Ayant accueilli mon père au domicile familial, le 16 mars 2020, j’ai commencé à avoir les symptômes du Covid-19 deux jours avant le décès de mon père les 3 et 4 avril 2020 : toux, essoufflement très prononcé, point thoracique, diarrhées et céphalées, mais pas de température. Pas de température pour mon père non plus. Je me suis rendue seule aux urgences Covid-19 de Rhena où j’ai été admise par le cardiologue et le chirurgien anesthésiste. Je ne pouvais plus aller au scanner où je m’effondrais au milieu du couloir. Le Covid-19 vous tue silencieusement en affectant selon chaque individu différentes parties du corps mais en général le cœur, les poumons, les neurones. Pour moi, c’est une myocardite du cœur pris en charge à temps (délai de basculement de votre vie de 12 heures !). J’ai été hospitalisée dix jours sous perfusion d’antibiotique après passage test nasal, scanner, pouls, tension et sat ou oxygène. Le suivi à la clinique Rhena à Strasbourg a été régulier, toutes les quatre heures, par le passage de médecins tous les jours. Après stabilisation des marqueurs, j’ai pu sortir. J’ai appelé Accor pour savoir si des hôtels confinés existaient à Strasbourg : rien le 14 mars 2020… J’ai pensé à passer en Allemagne, mais impossible sans ordonnance d’un médecin allemand de me faire suivre par une clinique à Kehl pour les quatre derniers jours de la quatorzaine. Seule solution : le retour en famille. Le déchargement des patients se fait en médecin de ville et à domicile, où les infrastructures ne sont pas les mêmes que dans un CHU.

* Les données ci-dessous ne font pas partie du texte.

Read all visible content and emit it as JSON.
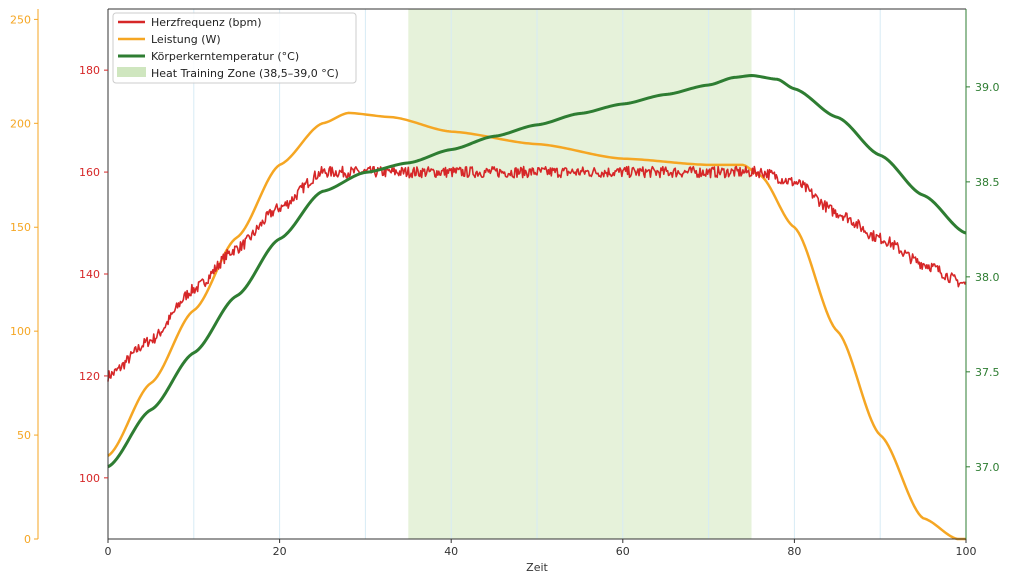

En un mot débrouille-toi et tout le monde s’en fout si tu meurs ! Je dois faire face au refus de ma famille de m’héberger. Pour rappel, en Allemagne, moins de décès, plus de masques et tests à hauteur de 500 000 par semaine tandis que la santé publique France se débat pour assumer le reste de service public qui repose sur les épaules des personnels soignants.Je suis Covid-19 positive en quatorzaine finie, ce jour le 18 avril 2020. Le combat juridique et le combat pour le premier jour du reste de ma vie seront en mémoire de mon père et en mémoire de mon ancienne profession d’inspecteur des douanes sur une gestion sanitaire des frontières non prise en charge à date, à la hauteur de la tragédie qui s’annonçait. Fin.